Is home care becoming the new hospital ward?
In an interview with The Weekly SOURCE, Leecare CEO Caroline Lee says the sector is approaching a tipping point where the boundaries between hospital care and home care are becoming increasingly blurred.
Hospital in the Home is no longer a niche clinical program operating at the edges of the health system. As hospitals struggle with capacity constraints and older people remain at home for longer, elements of hospital-level care are steadily migrating into the community often landing with home care providers that were never designed for that role.
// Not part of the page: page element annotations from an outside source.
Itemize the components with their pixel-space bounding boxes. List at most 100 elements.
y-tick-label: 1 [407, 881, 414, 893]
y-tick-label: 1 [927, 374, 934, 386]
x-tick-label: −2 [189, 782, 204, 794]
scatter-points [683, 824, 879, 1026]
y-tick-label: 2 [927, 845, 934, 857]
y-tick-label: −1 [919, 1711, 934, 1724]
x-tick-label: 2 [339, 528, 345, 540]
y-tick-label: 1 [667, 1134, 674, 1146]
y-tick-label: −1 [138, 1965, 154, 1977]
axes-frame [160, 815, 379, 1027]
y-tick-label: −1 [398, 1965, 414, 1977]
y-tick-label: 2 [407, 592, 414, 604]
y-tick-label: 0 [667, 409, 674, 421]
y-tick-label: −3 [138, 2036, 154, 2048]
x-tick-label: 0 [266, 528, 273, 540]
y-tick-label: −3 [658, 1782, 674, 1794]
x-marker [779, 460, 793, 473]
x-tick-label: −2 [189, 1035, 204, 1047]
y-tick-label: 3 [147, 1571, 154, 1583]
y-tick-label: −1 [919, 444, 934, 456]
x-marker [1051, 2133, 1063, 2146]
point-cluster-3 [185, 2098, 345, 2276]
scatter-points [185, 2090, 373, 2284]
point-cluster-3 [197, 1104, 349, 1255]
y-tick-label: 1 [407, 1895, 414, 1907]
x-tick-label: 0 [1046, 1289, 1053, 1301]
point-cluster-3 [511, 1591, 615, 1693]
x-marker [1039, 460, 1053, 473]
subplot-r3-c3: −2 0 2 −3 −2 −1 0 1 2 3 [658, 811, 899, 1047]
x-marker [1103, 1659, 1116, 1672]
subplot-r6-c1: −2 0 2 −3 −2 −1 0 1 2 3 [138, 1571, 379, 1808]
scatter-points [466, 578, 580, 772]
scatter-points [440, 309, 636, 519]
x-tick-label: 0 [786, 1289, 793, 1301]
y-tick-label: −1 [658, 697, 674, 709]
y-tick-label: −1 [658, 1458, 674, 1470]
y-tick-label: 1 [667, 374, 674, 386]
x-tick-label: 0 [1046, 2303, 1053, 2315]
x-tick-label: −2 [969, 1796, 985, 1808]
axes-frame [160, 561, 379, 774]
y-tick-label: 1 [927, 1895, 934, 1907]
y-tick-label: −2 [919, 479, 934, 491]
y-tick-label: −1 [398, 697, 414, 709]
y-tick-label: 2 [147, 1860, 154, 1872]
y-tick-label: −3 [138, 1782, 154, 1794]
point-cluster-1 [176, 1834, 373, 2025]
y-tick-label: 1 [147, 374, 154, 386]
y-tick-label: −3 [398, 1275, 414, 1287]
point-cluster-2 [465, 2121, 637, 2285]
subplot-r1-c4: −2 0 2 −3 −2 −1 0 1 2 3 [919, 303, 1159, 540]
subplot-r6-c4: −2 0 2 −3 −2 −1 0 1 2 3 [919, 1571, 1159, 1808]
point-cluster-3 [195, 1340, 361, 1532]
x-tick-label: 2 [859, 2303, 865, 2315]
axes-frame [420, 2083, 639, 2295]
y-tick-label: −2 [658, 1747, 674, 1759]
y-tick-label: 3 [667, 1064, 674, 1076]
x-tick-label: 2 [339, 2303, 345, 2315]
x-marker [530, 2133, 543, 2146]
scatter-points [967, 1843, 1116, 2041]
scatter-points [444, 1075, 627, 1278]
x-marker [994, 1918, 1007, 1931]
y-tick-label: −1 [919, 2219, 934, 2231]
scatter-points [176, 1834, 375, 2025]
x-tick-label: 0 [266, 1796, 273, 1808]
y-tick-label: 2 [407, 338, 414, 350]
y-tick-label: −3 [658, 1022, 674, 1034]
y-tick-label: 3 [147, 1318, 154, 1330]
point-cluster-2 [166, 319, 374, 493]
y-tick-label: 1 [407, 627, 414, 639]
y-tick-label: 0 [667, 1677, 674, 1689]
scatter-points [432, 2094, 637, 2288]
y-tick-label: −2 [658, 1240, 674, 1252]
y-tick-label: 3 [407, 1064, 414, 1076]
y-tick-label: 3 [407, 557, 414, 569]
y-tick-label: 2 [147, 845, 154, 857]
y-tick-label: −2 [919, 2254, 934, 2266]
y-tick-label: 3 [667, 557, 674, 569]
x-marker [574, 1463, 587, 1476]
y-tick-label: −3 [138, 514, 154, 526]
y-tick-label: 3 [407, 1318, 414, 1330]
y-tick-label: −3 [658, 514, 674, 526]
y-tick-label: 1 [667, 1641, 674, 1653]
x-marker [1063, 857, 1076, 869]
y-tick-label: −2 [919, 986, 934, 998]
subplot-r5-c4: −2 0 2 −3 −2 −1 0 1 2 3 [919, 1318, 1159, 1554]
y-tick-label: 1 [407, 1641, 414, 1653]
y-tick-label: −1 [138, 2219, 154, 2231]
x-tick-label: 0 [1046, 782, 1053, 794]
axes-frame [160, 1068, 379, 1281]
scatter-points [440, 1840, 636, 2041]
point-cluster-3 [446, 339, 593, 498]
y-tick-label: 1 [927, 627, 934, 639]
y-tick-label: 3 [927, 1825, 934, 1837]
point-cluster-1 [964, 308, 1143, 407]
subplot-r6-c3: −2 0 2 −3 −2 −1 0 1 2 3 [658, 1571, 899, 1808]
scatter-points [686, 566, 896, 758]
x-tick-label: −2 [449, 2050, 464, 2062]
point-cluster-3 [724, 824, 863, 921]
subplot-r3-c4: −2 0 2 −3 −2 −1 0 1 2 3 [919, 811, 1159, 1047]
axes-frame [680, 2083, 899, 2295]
In an interview with The Weekly SOURCE, Leecare CEO Caroline Lee says the sector is approaching a tipping point where the boundaries between hospital care and home care are becoming increasingly blurred.
“We’re seeing hospital-level expectations applied in the home,” Caroline says. “But without hospital infrastructure.”
Hospital in the Home models were originally designed to substitute short inpatient stays with intensive, time-limited clinical care delivered by health services. What is emerging now is more diffuse, ongoing clinical oversight, monitoring and escalation delivered in people’s homes, often outside formal hospital programs.
This shift is being driven by several forces: persistent hospital bed shortages, ambulance ramping, delays in residential aged care access, and policy settings that prioritise care in the community. The result is that older people with complex needs are being managed at home for longer, sometimes by default rather than design.
The challenge, Caroline argues, is that home environments are not hospitals.
“In a hospital, you have teams, supervision, immediate escalation,” she says. “In the home, staff are often working alone, making judgement calls in real time.”
This places new expectations on home care providers and their workforce. Frontline staff are increasingly required to recognise deterioration, manage risk and respond appropriately, without the clinical density or safeguards of inpatient settings.
Technology plays a critical role in bridging that gap. Real-time access to information, structured escalation pathways and clear visibility of clinical risk are becoming essential as care moves further into the home. Without them, providers are exposed to safety, workforce and governance risks.
Families, meanwhile, are assuming hospital-level vigilance. They expect that changes in condition will be noticed, that someone is monitoring risk, and that deterioration won’t be missed simply because care is delivered at home.
“The expectation has shifted,” she says. “People want hospital thinking, delivered in a home setting.”
As Hospital in the Home expands, formally and informally, it raises uncomfortable but necessary questions for the sector. Who is responsible for clinical oversight? What level of risk is acceptable? And are home care providers being equipped -clinically, digitally and operationally - for the role they are increasingly being asked to play?